Basic Arithmetic Symbols

• Plus (+): Symbol for addition.
• Minus (-): Represents subtraction, also denotes negative numbers.
• Multiplication (×): Indicates multiplication; can be represented as a dot (·).
• Division (÷): Signifies division; may also be represented as a slash (/).

Sign Variations

• Plus-minus (±): Denotes either plus or minus; can indicate a range of values.
• Minus-plus (∓): Indicates the opposite sign of plus-minus.
• Root Symbol (√): Denotes square root; with a superscript, denotes N root of a number.

Equality Symbols

• Equal (=): Denotes equality between two expressions.
• Not equal (≠): Indicates that two expressions are not equal.
• Approximately equal (≈): Used when two values are not exactly equal but are close; can also use tilde (∼).
• Triple bar (≡): Denotes identity or congruence in modular arithmetic.

Inequality Symbols

• Less than (<): Indicates that one quantity is smaller than another.
• Greater than (>): Indicates that one quantity is larger than another.
• Less than or equal (≤): Indicates one value is smaller or equal to another.
• Greater than or equal (≥): Same as above, but for greater than.
• Much less than (≪) and Much greater than (≫): Denote extreme inequalities.

Set Theory Symbols

• Empty set (∅): Represents a set containing no elements.
• Membership (∈): Indicates that an element is a member of a set.
• Not in (∉): Indicates that an element is not a member of a set.
• Subset (⊆): Indicates one set is a subset of another; with a line (⊂) denotes proper subset.
• Union (∪): Combines two sets, resulting in a set of unique elements.
• Intersection (∩): Contains elements common in both sets.
• Set difference (): Contains all elements of the first set not in the second.
• Symmetric difference (⊕): Contains elements belonging to exactly one of the two sets.

Logic Symbols

• Negation (¬): Indicates the opposite of a statement.
• And (∧): Returns true if both operands are true.
• Or (∨): Returns true if at least one operand is true.
• Exclusive Or (⊕): Returns true if exactly one operand is true.
• T (True) and F (False): Constants for logical truth values.

Quantifiers

• Universal quantifier (∀): Asserts a statement is true for all elements in a domain.
• Existential quantifier (∃): Asserts there exists at least one element for which a statement holds true.
• Uniqueness quantifier (∃!): Asserts exactly one element exists for which a statement is true.

Functions and Derivatives

• Conditional operator (→): Denotes implication between two statements.
• Logical equivalence (↔): Indicates two statements have the same logical value.
• Derivative (f'): Denoted by an apostrophe, indicates the derivative of a function.
• Second derivative (f''): Denoted by adding another apostrophe.
• Dot notation: Used for derivatives with respect to time.
• Partial derivatives (∂): Denotes derivatives of functions with several variables.

Integrals and Limits

• Integral (∫): Denotes an anti-derivative.
• Definite integral (∫_a^b): Represents the area under a curve.
• Limit (lim): Denotes behavior of a function as input approaches a certain value._

Complex Numbers

• Real part (Re): Denotes the real part of a complex number.
• Imaginary part (Im): Denotes the imaginary part of a complex number.
• Complex conjugate (z̅): Changes the sign of the imaginary part.

Summation and Products

• Sigma (Σ): Denotes summation of a series of terms.
• Capital Pi (Π): Denotes a product of terms.

Infinity and Cardinality

• Infinity (∞): Represents unlimitedness.
• Aleph (ℵ): Represents the cardinality of infinite sets.
• Factorial (n!): Multiplies a number by all positive integers smaller than it.

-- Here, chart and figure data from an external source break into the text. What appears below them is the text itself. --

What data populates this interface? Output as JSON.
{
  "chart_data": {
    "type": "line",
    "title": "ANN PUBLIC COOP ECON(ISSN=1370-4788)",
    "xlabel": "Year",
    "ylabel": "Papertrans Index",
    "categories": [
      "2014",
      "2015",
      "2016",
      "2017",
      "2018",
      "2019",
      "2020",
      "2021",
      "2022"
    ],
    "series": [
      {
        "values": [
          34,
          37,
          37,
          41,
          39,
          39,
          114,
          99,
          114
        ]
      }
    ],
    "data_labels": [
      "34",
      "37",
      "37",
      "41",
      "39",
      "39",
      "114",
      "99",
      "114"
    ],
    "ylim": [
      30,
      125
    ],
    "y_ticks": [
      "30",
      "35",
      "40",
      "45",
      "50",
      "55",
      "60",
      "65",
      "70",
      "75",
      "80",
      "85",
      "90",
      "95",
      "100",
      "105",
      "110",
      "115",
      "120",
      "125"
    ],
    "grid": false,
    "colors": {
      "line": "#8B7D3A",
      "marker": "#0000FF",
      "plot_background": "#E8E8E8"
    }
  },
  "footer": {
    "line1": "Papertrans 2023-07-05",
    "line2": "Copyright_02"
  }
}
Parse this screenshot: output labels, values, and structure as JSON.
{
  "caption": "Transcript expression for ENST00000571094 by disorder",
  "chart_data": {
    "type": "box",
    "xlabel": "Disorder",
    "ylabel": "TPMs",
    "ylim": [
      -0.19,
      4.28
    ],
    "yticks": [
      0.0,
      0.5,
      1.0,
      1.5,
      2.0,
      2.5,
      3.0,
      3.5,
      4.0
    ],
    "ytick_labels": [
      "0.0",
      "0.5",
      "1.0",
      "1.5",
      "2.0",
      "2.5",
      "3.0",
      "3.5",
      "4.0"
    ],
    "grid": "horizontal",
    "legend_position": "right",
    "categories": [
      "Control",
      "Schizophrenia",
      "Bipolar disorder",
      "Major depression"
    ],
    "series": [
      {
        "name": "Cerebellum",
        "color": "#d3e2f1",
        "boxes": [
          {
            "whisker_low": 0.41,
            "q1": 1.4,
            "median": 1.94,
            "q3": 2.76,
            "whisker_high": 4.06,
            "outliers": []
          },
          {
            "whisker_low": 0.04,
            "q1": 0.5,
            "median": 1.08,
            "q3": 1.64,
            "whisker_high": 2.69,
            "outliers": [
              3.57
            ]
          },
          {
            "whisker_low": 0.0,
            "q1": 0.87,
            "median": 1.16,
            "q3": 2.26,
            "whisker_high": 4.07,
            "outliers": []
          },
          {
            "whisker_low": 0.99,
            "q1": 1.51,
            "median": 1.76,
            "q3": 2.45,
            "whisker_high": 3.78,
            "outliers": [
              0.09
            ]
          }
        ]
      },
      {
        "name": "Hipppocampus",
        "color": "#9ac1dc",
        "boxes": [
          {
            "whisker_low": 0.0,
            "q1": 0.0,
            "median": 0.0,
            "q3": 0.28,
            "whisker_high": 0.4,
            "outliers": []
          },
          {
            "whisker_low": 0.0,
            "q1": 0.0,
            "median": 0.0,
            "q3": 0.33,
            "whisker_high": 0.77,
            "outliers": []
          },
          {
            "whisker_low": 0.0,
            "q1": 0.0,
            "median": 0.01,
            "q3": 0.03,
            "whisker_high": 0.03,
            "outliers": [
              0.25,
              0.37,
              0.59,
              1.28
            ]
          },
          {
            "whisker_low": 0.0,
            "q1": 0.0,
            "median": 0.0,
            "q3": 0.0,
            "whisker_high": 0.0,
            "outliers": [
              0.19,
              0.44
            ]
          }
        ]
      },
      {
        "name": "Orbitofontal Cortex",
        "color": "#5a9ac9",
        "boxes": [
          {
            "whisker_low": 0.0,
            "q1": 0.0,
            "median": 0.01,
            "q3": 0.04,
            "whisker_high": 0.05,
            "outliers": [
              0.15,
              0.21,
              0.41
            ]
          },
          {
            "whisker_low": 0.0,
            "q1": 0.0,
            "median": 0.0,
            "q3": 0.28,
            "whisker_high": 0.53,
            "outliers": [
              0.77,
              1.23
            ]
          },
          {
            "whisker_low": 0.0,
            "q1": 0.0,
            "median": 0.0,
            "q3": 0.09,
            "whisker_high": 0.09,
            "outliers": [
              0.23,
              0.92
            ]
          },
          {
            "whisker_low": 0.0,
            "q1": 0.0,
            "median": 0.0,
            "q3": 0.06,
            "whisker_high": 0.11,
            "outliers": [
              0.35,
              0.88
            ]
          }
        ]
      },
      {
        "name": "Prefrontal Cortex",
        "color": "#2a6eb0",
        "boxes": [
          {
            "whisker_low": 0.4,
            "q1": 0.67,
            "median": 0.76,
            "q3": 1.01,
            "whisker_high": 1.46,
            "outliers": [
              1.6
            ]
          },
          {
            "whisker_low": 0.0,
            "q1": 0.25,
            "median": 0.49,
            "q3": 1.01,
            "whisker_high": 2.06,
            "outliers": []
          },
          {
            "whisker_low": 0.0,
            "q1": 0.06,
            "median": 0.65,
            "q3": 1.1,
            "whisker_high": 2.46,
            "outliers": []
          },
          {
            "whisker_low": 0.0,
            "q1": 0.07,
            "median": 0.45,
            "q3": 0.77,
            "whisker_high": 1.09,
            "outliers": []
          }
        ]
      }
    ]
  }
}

Other Mathematical Operations

• Absolute value (|x|): Represents distance from zero on the number line.
• Floor function (⌊x⌋): Returns the greatest integer less than or equal to x.
• Ceiling function (⌈x⌉): Returns the smallest integer greater than or equal to x.

Geometry Symbols

• Parallel (∥): Denotes parallel lines; crossed lines denote non-parallelism.
• Perpendicular (⊥): Indicates perpendicular lines.
• Segment (AB): Denotes a line segment between points A and B.
• Ray (→AB): Starts at point A and extends through point B.
• Line (↔AB): Represents an infinite line passing through points A and B.